Oil service sector tests upstream investment outlook

  • : Crude oil, Natural gas
  • 21/07/19

Investors will be looking to the top three oil field service companies' second-quarter earnings calls this week for signs of whether international upstream drilling activity is set to make up for constrained US production growth.

With US producers under investor pressure to rein in drilling and focus instead on fixing balance sheets and raising returns, the service sector has been looking further afield for growth — a shift that was already under way before last year's Covid-induced crash. Leading service providers are also looking beyond oil by investing in hydrogen and carbon capture technology as they adapt their businesses for the energy transition.
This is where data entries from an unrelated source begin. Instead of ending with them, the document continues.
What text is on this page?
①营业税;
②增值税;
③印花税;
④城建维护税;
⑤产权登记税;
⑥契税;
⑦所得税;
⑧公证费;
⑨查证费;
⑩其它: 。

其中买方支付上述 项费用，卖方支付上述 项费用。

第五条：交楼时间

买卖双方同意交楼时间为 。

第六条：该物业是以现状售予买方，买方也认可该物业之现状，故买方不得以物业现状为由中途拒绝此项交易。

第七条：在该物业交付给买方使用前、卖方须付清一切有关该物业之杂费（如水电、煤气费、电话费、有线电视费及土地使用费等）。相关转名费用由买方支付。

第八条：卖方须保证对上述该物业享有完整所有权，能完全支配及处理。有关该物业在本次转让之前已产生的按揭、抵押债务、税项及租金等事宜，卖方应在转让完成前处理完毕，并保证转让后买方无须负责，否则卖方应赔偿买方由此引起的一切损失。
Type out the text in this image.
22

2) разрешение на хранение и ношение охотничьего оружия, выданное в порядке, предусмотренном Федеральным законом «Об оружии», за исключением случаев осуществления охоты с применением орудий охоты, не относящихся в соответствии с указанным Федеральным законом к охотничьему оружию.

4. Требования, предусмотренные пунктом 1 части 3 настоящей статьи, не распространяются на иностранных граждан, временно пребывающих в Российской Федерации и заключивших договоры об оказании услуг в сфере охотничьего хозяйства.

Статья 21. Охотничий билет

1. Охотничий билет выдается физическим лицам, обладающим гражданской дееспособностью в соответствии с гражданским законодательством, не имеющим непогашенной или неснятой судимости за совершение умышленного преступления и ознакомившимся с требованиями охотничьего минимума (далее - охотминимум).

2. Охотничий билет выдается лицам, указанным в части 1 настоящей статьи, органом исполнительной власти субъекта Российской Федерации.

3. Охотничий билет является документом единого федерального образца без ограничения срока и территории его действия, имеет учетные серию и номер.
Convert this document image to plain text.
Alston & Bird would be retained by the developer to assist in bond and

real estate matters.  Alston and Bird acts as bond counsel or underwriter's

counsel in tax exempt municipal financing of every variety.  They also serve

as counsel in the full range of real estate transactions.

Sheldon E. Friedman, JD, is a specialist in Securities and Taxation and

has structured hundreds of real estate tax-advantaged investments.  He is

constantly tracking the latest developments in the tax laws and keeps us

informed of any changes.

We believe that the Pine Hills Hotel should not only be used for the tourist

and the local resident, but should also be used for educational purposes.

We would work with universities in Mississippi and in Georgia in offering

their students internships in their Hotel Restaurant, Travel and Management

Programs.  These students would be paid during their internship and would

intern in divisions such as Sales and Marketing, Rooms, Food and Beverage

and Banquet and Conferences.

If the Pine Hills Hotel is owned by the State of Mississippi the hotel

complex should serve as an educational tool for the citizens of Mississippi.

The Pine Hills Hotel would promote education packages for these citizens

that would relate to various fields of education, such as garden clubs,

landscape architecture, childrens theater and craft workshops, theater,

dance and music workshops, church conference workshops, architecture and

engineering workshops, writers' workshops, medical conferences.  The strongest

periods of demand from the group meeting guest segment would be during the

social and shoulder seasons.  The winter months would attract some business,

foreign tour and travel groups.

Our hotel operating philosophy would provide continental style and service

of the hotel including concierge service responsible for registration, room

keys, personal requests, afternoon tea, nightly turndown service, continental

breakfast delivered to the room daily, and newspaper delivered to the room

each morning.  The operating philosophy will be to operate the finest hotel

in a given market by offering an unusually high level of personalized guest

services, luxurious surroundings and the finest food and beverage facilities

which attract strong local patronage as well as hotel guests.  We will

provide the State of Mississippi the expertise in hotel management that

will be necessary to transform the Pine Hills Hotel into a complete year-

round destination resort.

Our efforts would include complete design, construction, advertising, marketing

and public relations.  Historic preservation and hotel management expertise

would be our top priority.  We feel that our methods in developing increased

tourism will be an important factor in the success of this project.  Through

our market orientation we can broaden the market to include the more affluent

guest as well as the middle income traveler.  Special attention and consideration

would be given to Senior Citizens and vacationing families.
In April, Schlumberger said it expects international upstream activity to strengthen for the rest of this year and into 2022. Baker Hughes cited "greater confidence" in its international outlook for the second half, with prospects looking up in the Middle East, Latin America and Russia. And Halliburton predicted that overseas markets would experience "multiple years of growth". The long-awaited international recovery is finally on the horizon, according to US bank Morgan Stanley, with upstream spending growth set to shift back to Opec+ from other regions such as North America and Latin America. It expects Schlumberger and Halliburton to reiterate double-digit year-on-year growth targets for the second half of 2021.

The sector's prospects have improved somewhat this year after a series of multi-billion dollar write-downs and thousands of job cuts last year. Recent indications are that hiring is slowly picking up again, with the industry adding about 8,000 jobs in June in a fourth straight month of gains, according to trade body the Energy Workforce and Technology Council. Still, the sector has restored only about a fifth of the total jobs lost as a result of the pandemic.

Schlumberger chief executive Olivier Le Peuch last month heralded the potential for a "demand-led supercycle", partly because of expectations that supply and demand will rebalance faster than expected as a result of lower upstream investment. And at the same time that the sector has turned a corner from last year's downturn, inflation concerns have reappeared.

A closely watched energy survey by the Federal Reserve Bank of Dallas shows that an index for input costs among oil field service firms jumped to a record in the second quarter. The index of prices received for services also rose. Morgan Stanley says none of the service companies it has been in contact with over the past month indicated that they are having difficulty passing on higher costs to customers. "This does not mean that all will beat on margins, but it does speak to a tightening supply-demand balance for services," the bank says.

Peak condition

Although Baker Hughes chief executive Lorenzo Simonelli has said his company is committed to "leading in the energy transition", he pours cold water over the suggestion that demand for oil and gas will disappear anytime soon. "We do believe peak oil will occur in years, not decades, but the role of oil and gas will continue to be important for many regions," with renewables unable to scale up quickly enough to meet future energy demand, he told a recent conference.

Baker Hughes recently teamed up with Norway's Borg CO2 on a carbon capture and storage hub that aims to capture up to 90pc of emissions from select industrial sites. It has also taken a 15pc stake in a German start-up that plans to produce synthetic natural gas from CO2 and hydrogen. While Baker Hughes has pledged net zero emissions from its operations by 2050, Schlumberger recently went one step further by vowing to zero out all emissions from across the value chain by the same date, with minimal use of carbon offsets.